Add Apache Ozone support in hive hook



    • New Feature
    • Status: Resolved
    • Major
    • Resolution: Fixed
    • 2.0.0
    • 2.1.0
    • atlas-core


      Apache Ozone is the new object store for Hadoop - https://hadoop.apache.org/ozone/

      Apache Atlas needs to add entity types to support creation of Ozone entities.
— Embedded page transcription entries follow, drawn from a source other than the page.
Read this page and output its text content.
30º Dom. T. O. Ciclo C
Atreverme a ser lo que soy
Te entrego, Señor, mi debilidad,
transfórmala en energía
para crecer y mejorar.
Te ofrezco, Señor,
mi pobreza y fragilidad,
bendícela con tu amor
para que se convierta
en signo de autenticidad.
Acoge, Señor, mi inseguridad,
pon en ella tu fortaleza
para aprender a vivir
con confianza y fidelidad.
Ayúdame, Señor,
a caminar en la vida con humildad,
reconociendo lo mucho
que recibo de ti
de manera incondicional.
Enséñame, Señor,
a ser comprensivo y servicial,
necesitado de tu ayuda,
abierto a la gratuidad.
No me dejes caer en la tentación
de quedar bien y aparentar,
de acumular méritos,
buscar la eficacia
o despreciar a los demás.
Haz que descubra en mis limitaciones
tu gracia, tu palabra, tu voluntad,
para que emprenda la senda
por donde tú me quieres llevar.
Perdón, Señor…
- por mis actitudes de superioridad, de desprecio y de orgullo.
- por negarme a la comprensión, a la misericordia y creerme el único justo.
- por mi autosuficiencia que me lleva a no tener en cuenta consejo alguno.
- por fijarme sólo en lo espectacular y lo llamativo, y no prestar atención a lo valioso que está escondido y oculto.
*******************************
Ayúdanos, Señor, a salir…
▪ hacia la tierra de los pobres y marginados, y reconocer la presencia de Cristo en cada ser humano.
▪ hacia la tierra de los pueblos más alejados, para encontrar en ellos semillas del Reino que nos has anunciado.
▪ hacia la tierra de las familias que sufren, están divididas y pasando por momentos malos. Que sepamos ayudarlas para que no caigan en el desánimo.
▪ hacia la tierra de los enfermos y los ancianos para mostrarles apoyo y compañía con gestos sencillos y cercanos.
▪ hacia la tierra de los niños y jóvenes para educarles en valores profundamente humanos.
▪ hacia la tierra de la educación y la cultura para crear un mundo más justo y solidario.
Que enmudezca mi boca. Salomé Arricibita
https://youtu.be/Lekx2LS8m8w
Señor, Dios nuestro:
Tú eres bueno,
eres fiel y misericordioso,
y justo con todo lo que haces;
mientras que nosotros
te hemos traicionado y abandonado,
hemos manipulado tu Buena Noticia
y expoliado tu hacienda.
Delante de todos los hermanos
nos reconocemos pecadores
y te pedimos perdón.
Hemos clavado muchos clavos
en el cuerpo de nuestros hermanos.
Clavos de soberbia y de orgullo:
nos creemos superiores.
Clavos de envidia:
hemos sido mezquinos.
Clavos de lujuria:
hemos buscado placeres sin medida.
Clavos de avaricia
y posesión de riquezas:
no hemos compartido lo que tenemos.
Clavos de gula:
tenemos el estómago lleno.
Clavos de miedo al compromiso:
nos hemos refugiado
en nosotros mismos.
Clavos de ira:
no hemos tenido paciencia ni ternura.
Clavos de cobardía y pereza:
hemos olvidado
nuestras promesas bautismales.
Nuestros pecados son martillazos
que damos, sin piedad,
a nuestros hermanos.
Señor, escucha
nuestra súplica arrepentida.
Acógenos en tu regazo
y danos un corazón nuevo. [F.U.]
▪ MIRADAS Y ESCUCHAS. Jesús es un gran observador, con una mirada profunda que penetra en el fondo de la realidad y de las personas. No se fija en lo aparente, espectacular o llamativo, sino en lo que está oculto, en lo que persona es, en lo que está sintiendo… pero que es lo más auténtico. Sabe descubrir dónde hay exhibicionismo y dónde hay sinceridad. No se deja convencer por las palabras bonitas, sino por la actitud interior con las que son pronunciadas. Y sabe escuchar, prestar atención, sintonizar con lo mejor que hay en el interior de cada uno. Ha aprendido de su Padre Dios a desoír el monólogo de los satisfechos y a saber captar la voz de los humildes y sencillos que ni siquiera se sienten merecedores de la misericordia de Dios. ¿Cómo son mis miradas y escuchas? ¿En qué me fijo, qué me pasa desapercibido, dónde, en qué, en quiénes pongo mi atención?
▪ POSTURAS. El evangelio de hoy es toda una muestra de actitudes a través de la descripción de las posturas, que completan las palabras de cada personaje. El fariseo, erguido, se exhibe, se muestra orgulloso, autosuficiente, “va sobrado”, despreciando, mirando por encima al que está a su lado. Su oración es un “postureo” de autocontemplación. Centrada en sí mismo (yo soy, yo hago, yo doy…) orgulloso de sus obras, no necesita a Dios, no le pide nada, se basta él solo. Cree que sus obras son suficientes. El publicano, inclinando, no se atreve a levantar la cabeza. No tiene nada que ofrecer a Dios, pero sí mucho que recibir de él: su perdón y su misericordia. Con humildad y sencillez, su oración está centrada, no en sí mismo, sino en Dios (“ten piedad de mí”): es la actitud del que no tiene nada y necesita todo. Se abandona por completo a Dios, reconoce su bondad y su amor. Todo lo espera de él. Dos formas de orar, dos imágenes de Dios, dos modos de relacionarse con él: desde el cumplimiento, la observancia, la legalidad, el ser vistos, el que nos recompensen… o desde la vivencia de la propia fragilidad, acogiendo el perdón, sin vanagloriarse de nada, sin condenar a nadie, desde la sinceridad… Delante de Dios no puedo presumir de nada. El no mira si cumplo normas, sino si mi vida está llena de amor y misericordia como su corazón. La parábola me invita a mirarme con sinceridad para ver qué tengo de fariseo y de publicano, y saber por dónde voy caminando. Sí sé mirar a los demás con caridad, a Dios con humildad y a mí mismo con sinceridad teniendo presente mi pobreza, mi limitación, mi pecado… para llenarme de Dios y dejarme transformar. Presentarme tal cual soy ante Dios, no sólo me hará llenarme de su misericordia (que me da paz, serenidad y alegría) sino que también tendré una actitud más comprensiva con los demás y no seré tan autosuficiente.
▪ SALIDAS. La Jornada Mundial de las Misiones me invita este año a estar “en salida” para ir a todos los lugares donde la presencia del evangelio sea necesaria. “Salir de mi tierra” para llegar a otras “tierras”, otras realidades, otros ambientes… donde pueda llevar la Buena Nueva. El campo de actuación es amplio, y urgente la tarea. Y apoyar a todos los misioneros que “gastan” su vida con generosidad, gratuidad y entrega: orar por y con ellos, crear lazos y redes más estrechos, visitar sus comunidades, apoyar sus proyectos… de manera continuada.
Hive hook should also be updated to create lineage between ozone entities and hive tables (for EXTERNAL TABLE)

      Approach :

      1. Refactored BaseHiveEvent.getPathEntity() -> moved to AtlasPathExtractorUtil.java
      2. Created PathExtractorContext.java to wrap most arguments.
      3. AtlasPathExtractorUtil.getPathEntity() -> accept Path, PathExtractorContext -> return AtlasEntityWithExtInfo
      4. Added specific condition in AtlasPathExtractorUtil.getPathEntity() to handle Ozone path
        -> path starts with "ofs://" or "o3fs://"
      5. Added UT around AtlasPathExtractorUtil.getPathEntity() -> AtlasPathExtractorUtilTest.java


      Examples :

      -> CREATE EXTERNAL TABLE sales (id int) row format delimited fields terminated by ' ' stored as textfile location 'o3fs://bucket1.volume1.ozone1/sale1/q1/sales';
        Name Qualified Name
      ozone_key /sale1/q1/sales o3fs://bucket1.volume1.ozone1/sale1/q1/sales@cm
      ozone_bucket bucket1 o3fs://volume1.bucket1@cm
      ozone_volume volume1 o3fs://volume1@cm



      -> create EXTERNAL table stocks (id int) row format delimited fields terminated by ' ' stored as textfile;
      -> load data inpath 'o3fs://bucket1.volume1.ozone1/stocks.txt' into table stocks;
        Name Qualified Name
      ozone_key /stocks.txt o3fs://bucket1.volume1.ozone1/stocks.txt@cm
      ozone_bucket bucket1 o3fs://volume1.bucket1@cm
      ozone_volume volume1 o3fs://volume1@cm



      -> create EXTERNAL table stocks_q1 (id int) row format delimited fields terminated by ' ' stored as textfile;
      -> load data inpath 'o3fs://bucket1.volume1.ozone1/quarter1/stocks_q1.txt' into table stocks_q1;
        Name Qualified Name
      ozone_key /quarter1/stocks_q1.txt o3fs://bucket1.volume1.ozone1/quarter1/stocks_q1.txt@cm
      ozone_bucket bucket1 o3fs://volume1.bucket1@cm
      ozone_volume volume1 o3fs://volume1@cm


      Note: The approach has been updated in ATLAS-3879